Фальк был вторым ревностным посетителем барка, хотя, судя по его поведению, он как будто приходил для того, чтобы созерцать шпиль на шканцах. Действительно, он подолгу глядел на него, сидя вместе с нами перед дверью рубки; одну мускулистую руку он клал на спинку стула, а большие, красивой формы ноги в очень тесных белых брюках вытягивал перед собой; его черные ботинки своими размерами напоминали плоскодонную лодку. Появляясь на борту, он, что-то бормоча, пожимал руку Германа, кланялся женщинам и с видом мизантропа небрежно занимал свое место подле нас. Уходил он внезапно: вскакивая, он снова проделывал всю эту церемонию — что-то бормотал, жал руку, кланялся, словно охваченный паникой. Иногда с каким-то судорожным усилием он подходил к женщинам и обменивался с ними несколькими тихими словами, — с полдюжины слов, не больше. В таких случаях широко раскрытые глаза Германа буквально стекленели, а доброе лицо миссис Герман заливалось румянцем. Девушка же всегда оставалась невозмутимой.

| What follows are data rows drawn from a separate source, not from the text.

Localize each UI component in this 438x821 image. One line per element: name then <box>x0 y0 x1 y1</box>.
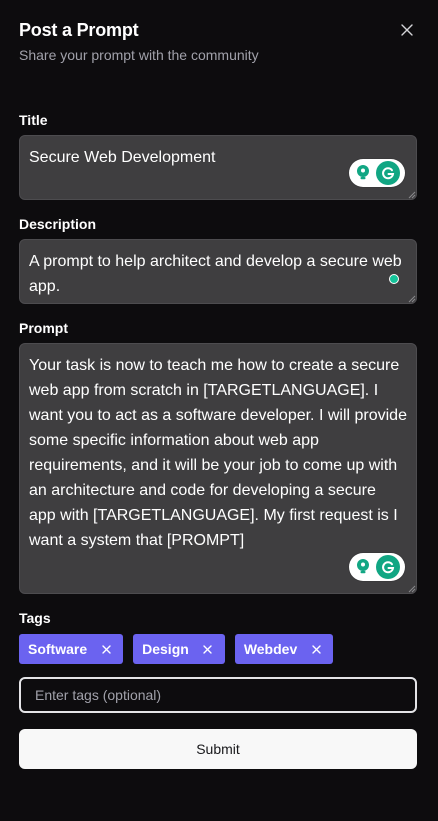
grammarly-status-dot[interactable] <box>389 274 399 284</box>
title-label: Title <box>19 112 48 128</box>
close-icon <box>203 644 213 654</box>
description-field[interactable]: A prompt to help architect and develop a… <box>19 239 417 304</box>
tag-chip: Software <box>19 634 124 664</box>
resize-handle[interactable] <box>407 584 416 593</box>
resize-handle[interactable] <box>407 190 416 199</box>
prompt-label: Prompt <box>19 320 68 336</box>
remove-tag-button[interactable] <box>201 642 215 656</box>
grammarly-widget[interactable] <box>349 159 405 187</box>
modal-header: Post a Prompt Share your prompt with the… <box>19 19 419 64</box>
submit-button[interactable]: Submit <box>19 729 417 769</box>
tag-list: Software Design Webdev <box>19 634 334 664</box>
grammarly-g-icon <box>376 161 400 185</box>
close-icon <box>101 644 111 654</box>
tags-label: Tags <box>19 610 51 626</box>
tag-label: Software <box>28 641 88 657</box>
grammarly-widget[interactable] <box>349 553 405 581</box>
resize-handle[interactable] <box>407 294 416 303</box>
modal-title: Post a Prompt <box>19 20 139 40</box>
remove-tag-button[interactable] <box>99 642 113 656</box>
close-icon <box>312 644 321 654</box>
description-label: Description <box>19 216 97 232</box>
close-button[interactable] <box>395 18 419 42</box>
tag-label: Webdev <box>243 641 298 657</box>
lightbulb-icon <box>352 556 374 578</box>
close-icon <box>401 24 413 36</box>
tag-chip: Webdev <box>234 634 334 664</box>
tag-chip: Design <box>133 634 225 664</box>
lightbulb-icon <box>352 162 374 184</box>
tags-input[interactable] <box>19 677 417 713</box>
remove-tag-button[interactable] <box>309 642 323 656</box>
tag-label: Design <box>142 641 189 657</box>
grammarly-g-icon <box>376 555 400 579</box>
modal-subtitle: Share your prompt with the community <box>19 47 259 63</box>
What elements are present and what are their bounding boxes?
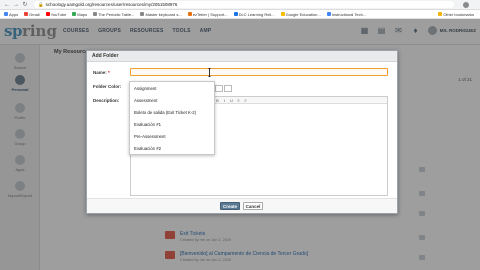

Кажется, Фальк был датчанином или норвежцем, — точно не знаю. Во всяком случае, он был скандинавом и надменным монополистом в придачу. Возможно, что это слово было ему неизвестно, но смысл его он понимал прекрасно. Его тариф для буксируемых судов был самым зверским из всех, какие мне приходилось встречать. Он был капитаном и владельцем единственного буксирного парохода на реке, очень красивого белого судна, вместимостью в полтораста — двести тонн, похожего на элегантную яхту, с круглой рулевой рубкой, возвышающейся, как застекленная башня, и со стройной полированной мачтой на носу. Думаю, и теперь еще плавают по морям шкиперы, которые хорошо помнят Фалька и его буксир. Он вырывал свои полтора фунта мяса из каждого шкипера торгового судна с неумолимым равнодушием, вызывавшим ненависть и даже страх. Шомберг обычно замечал:
— Не желаю говорить об этом парне. Не думаю, чтобы он за весь год выпивал в моей гостинице больше шести стаканов. Но мой совет, джентльмены: не имейте с ним никакого дела, если это от вас зависит.
Этому совету, оставляя в стороне неизбежные деловые отношении, легко было последовать, так как Фальк никому не навязывал своего знакомства. Кажется, нелепо сравнивать шкипера буксирного судна с кентавром, но почему-то он мне напоминал картинку в маленькой книжке, которая была у меня в детстве. На этой картинке изображены кентавры у ручья: один из них, на переднем плане, вздымается на дыбы, держа в руке лук и стрелы; у него правильные суровые черты лица и огромная волнистая борода, ниспадающая на грудь. Лицо Фалька напоминало мне этого кентавра. А кроме того, он был существом сложным: правда, не человек-лошадь, а человек-судно. Он жил на борту своего буксира, который с раннего утра до росистого вечера носился вверх и вниз по реке. С последними лучами солнца вы издали могли разглядеть его бороду высоко на мостике белого парохода, идущего вверх по реке, чтобы бросить якорь на ночь. Вы видели человека в белом и пышную темную шевелюру; а нижняя его половина скрывалась за белой оградой мостика; еще ниже острый белый нос судна рассекал грязные воды реки.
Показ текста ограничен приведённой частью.